I am currently working on a PHP-based Tool to monitor a rather large number of URLs and their redirect status. I have spent quite some time on finding the best way to fetch the content of the HTTP response headers to extract the current redirect code and location. This is how it's done at the moment:

$resource = fopen( $url, 'r' );
$metadata = stream_get_meta_data( $resource );
$metadata = $metadata['wrapper_data'];

// Looping through the array to find the necessary fields

This works on 95% of the URLs I'm monitoring. For a few more I have solved it by parsing the actual HTML the website returns before the redirect is executed since it contained something like "This website has been moved here". This does not seem to be a very robust solution, but it helped in a few cases.
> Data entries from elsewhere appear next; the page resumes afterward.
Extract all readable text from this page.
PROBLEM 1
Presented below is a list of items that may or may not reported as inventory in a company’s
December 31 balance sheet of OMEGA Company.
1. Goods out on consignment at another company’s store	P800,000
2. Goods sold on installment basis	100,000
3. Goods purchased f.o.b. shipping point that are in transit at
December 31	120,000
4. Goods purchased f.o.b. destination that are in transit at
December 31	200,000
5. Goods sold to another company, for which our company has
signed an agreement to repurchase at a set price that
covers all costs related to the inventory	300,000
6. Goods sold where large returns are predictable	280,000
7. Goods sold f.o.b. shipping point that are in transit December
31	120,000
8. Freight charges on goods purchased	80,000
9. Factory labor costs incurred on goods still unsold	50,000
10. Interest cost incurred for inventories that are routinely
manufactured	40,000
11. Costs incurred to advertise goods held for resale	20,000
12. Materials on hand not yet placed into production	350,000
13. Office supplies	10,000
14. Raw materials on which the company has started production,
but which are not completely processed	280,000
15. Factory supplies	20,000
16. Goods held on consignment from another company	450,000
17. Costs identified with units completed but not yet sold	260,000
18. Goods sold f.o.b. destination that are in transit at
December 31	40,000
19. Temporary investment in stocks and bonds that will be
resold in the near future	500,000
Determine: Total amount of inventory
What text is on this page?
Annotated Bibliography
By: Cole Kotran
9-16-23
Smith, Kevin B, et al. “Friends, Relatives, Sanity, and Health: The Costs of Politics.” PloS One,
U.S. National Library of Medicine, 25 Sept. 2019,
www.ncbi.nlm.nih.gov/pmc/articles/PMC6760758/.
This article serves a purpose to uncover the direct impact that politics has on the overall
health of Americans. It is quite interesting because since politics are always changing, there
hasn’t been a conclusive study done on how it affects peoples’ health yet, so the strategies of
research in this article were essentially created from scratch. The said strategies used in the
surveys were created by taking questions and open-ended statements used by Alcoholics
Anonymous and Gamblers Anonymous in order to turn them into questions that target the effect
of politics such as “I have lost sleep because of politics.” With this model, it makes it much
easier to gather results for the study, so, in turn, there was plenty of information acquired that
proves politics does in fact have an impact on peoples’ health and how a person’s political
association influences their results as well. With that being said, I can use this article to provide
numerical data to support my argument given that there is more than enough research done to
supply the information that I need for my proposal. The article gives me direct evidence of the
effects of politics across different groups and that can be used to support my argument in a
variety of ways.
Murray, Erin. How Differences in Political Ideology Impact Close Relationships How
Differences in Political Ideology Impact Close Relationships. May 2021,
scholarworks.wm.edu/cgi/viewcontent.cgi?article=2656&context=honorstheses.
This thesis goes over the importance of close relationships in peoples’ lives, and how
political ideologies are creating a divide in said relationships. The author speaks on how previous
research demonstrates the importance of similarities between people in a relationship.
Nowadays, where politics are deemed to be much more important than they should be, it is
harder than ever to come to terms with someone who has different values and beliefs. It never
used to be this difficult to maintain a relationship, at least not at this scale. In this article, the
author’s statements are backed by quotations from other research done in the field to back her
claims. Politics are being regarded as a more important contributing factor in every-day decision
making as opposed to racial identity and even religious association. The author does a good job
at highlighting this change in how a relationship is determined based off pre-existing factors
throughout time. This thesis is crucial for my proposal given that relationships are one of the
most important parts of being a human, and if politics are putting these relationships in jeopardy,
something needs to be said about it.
This still leaves me with a number of URLs I can not check automatically.

Tools like Ask Apache HTTP Headers Tool seem to be more reliable and I was wondering what could be a better way to obtain the redirect information?

2
  • stackoverflow.com/questions/270918/… Commented Aug 31, 2009 at 9:44
  • Sorry, that one did not show up in the list of similar questions. However, there's a new solution to the question on here now. Commented Aug 31, 2009 at 10:22

1 Answer 1

6

You could also try out curl, shortest possible example that retrieves all the headers looks like this:

<?php
$ch = curl_init();
curl_setopt($ch, CURLOPT_URL, 'http://stackoverflow.com');
curl_setopt($ch, CURLOPT_HEADERFUNCTION, 'read_header');
curl_setopt($ch, CURLOPT_NOBODY, 1);
curl_exec($ch);

function read_header($ch, $string) {
    print "Received header: $string";
    return strlen($string);
}

Output:

[~]> php headers.php 
Received header: HTTP/1.1 200 OK
Received header: Cache-Control: private
Received header: Content-Type: text/html; charset=utf-8
Received header: Expires: Mon, 31 Aug 2009 09:38:45 GMT
Received header: Server: Microsoft-IIS/7.0
Received header: Date: Mon, 31 Aug 2009 09:38:45 GMT
Received header: Content-Length: 118666
Received header: 

Of course, it is just headers you want, then fsockopen works just as well. Except that instead of GET, you should use HEAD, because you just want the headers, not the content.

Also, curl works (provided you have compiled it with ssl support) for https url-s as well.